A few months ago I wrote about how the people accused of a $1.775 billion dollar fraud related to the taxpayer bailed-out South Canterbury Finance were afraid of their own names and got name suppression.
The five people I will be investigating and writing about as the trial progresses are the following:
- Lachie McLeod, former CEO of SCF
- Edward Sullivan
- Robert White
- Terry Hutton
- Graeme Brown
The charges include theft by a person in a special relationship, obtaining by deception, false statements by the promoter of a company and false accounting. They carry maximum penalties of between seven and 10 years in prison on conviction.
It is plausible that they have been very naughty boys.
How?
Well, after South Canterbury Finance got the Crown Deposit Guarantee behind them, they allegedly entered into many risky loan deals that enabled them to shuffle paper around so that related party loans were paid off and the ponzi scheme finance company operation could continue.
I say ponzi scheme, because many finance companies disclosed in their prospectuses that if they did not have investors rolling over their investments and fresh investments coming in, they could not meet their obligations to investors when it came to paying interest quarterly and paying out redeemed debentures.
I find the collapse of South Canterbury Finance fascinating.

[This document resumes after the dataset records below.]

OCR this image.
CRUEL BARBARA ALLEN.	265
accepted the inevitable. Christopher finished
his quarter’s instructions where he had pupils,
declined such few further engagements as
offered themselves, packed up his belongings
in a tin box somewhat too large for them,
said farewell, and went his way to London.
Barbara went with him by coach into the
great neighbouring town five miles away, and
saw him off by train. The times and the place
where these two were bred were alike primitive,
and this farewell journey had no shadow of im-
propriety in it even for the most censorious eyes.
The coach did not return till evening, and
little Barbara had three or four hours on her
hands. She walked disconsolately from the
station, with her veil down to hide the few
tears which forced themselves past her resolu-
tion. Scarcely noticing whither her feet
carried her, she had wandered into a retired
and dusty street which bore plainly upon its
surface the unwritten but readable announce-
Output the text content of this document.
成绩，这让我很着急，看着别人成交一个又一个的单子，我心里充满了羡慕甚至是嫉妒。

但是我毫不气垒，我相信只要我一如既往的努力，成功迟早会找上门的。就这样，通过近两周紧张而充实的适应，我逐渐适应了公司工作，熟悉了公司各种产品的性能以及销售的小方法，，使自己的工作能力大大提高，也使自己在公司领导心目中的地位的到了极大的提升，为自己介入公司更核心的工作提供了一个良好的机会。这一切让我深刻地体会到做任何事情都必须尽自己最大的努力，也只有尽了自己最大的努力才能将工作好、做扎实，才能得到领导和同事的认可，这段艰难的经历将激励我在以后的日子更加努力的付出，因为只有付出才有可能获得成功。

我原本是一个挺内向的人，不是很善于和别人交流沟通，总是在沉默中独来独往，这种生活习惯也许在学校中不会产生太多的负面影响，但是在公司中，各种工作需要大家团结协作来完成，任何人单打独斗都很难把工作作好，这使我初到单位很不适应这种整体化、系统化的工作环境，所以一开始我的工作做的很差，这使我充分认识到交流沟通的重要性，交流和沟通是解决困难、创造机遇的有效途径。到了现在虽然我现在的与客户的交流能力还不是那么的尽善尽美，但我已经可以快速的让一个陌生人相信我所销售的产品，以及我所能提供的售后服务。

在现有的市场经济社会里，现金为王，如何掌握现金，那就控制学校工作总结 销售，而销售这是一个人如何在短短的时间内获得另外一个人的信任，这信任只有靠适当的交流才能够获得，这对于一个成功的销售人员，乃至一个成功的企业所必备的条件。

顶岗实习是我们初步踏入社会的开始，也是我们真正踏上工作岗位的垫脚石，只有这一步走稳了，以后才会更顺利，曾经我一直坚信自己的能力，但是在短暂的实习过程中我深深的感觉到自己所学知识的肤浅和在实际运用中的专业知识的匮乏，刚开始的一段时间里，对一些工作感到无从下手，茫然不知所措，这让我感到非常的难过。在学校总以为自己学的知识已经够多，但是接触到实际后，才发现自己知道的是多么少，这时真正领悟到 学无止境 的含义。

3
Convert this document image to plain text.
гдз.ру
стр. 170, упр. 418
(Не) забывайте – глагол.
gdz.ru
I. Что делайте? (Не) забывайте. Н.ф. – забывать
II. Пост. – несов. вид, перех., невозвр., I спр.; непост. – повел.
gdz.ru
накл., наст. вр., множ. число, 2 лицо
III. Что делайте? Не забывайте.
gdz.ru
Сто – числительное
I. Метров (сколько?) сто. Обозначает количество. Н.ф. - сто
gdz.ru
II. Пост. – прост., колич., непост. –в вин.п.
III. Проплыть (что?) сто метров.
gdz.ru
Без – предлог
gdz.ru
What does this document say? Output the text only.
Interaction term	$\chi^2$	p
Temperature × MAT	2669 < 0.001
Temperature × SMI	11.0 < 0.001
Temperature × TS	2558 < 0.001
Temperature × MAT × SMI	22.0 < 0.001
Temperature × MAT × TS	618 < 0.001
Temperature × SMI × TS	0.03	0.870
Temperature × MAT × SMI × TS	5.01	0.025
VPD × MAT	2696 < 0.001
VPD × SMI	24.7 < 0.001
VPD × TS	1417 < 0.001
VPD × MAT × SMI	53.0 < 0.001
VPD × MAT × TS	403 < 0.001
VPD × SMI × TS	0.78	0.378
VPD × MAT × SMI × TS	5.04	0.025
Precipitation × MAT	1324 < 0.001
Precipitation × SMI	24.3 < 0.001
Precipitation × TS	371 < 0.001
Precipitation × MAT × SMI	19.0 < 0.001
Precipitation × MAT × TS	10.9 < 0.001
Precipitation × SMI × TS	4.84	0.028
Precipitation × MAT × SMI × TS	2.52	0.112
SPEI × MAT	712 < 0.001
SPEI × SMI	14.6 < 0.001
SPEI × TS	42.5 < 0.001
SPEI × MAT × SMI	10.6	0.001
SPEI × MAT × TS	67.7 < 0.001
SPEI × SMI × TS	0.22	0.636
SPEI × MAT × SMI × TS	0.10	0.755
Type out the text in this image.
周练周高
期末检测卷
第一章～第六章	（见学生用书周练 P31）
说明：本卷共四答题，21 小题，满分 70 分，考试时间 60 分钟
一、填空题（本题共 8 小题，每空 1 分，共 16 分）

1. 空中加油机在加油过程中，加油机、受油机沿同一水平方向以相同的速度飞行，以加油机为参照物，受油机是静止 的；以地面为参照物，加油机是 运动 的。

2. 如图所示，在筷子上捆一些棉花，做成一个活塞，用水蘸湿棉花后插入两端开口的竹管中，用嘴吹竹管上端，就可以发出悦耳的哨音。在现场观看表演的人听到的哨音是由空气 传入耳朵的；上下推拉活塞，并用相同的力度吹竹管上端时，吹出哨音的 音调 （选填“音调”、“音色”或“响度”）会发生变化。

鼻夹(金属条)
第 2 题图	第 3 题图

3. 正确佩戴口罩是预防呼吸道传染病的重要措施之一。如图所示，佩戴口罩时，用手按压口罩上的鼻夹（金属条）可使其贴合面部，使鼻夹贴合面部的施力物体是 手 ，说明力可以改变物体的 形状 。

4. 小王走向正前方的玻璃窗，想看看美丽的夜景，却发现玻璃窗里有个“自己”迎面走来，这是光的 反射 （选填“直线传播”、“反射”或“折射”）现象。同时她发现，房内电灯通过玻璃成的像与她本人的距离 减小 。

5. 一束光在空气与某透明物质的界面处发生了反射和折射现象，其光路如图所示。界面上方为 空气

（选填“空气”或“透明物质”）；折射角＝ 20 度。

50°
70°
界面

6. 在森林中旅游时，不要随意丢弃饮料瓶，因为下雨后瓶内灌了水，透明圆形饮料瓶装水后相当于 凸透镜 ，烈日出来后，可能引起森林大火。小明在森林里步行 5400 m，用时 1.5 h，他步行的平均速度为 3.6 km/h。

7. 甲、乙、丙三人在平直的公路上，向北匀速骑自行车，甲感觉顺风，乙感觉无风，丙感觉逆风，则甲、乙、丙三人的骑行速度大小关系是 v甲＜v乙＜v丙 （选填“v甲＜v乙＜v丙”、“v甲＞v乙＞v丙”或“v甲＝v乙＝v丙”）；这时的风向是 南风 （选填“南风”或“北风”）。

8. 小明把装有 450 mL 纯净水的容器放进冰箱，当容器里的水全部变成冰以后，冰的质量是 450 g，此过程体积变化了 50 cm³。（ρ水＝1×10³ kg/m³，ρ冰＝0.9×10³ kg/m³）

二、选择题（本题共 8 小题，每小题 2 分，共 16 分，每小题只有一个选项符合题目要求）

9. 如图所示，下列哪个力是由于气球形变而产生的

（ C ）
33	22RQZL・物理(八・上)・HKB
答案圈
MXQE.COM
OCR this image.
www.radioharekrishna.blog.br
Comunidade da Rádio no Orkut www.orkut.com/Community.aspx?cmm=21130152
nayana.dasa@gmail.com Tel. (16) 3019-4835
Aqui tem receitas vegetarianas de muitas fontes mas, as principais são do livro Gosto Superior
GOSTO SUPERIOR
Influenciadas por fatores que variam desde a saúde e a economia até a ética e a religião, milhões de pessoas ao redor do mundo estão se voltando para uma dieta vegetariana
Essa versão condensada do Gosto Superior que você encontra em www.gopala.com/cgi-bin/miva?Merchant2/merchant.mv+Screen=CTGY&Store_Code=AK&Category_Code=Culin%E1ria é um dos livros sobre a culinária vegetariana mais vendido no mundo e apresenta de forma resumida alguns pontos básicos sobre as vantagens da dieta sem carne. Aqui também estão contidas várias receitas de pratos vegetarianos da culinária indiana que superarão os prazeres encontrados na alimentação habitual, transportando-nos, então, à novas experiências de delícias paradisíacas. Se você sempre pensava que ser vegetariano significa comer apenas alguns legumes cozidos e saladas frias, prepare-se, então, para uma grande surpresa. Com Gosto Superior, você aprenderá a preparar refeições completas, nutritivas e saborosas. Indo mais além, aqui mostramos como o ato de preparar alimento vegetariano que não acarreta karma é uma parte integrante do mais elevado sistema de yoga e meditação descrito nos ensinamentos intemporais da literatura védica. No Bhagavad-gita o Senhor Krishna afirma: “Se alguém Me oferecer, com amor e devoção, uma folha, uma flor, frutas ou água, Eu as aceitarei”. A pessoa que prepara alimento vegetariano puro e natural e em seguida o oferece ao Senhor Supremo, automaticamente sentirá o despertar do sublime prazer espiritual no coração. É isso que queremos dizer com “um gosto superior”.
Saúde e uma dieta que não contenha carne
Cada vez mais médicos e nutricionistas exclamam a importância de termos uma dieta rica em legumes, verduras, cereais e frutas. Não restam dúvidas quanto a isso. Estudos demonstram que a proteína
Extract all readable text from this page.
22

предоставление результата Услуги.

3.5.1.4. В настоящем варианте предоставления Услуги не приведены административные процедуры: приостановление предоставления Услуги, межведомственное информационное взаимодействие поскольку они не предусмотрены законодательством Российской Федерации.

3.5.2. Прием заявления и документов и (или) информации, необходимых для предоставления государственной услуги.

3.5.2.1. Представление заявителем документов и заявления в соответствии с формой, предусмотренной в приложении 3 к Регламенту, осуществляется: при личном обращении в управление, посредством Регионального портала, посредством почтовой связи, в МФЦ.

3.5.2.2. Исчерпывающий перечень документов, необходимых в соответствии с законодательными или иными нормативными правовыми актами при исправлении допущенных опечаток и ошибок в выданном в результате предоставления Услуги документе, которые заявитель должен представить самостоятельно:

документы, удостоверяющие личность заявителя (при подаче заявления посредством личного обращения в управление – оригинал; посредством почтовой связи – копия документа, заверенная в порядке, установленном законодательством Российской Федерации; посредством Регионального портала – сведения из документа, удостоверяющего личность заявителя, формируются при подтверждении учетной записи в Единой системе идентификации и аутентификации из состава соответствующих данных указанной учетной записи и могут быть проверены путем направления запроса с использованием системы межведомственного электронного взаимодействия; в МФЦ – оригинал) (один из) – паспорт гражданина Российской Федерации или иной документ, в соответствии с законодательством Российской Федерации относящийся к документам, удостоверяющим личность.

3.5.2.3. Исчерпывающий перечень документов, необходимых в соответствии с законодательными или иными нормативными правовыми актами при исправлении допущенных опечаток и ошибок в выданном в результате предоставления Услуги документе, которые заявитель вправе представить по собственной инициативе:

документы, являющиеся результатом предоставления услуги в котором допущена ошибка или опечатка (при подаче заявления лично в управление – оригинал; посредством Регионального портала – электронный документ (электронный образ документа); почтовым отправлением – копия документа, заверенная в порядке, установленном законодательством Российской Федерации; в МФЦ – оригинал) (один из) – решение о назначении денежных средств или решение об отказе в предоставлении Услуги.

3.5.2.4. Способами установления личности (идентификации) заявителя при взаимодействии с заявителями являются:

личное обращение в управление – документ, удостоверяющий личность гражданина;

It seems that innocent old man Allan Hubbard was actually a dodgy bastard. He was taken for a ride by every wide boy south of the Bombay Hills and some in Auckland!
The loan book was to the worst kinds of businesses – hospitality, property development, hotels i.e. real sub-prime crap that the major trading banks wouldn’t touch. Some of the guys lent money by South Canterbury Finance had been involved in major company collapses before.
There have even been outright frauds like Gavin Bennett of DataSouth that have come out of the woodwork following the collapse of SCF and the invocation of the government guarantee.
Essentially, South Canterbury Finance was a Timaru based bunch of provincial hicks who got taken for a ride by the big boys in better suits and with hotter wives and girlfriends.
They tried to play in the big leagues and got burnt so bad that New Zealand taxpayers, most of whom could never afford to invest in anything as a function of low household incomes, got to pick up the tab.
I will be following the trial very closely because this sort of thing disgusts me. Provincial upstarts should not meddle with things they possibly cannot understand. We have a cognitive elite for a reason!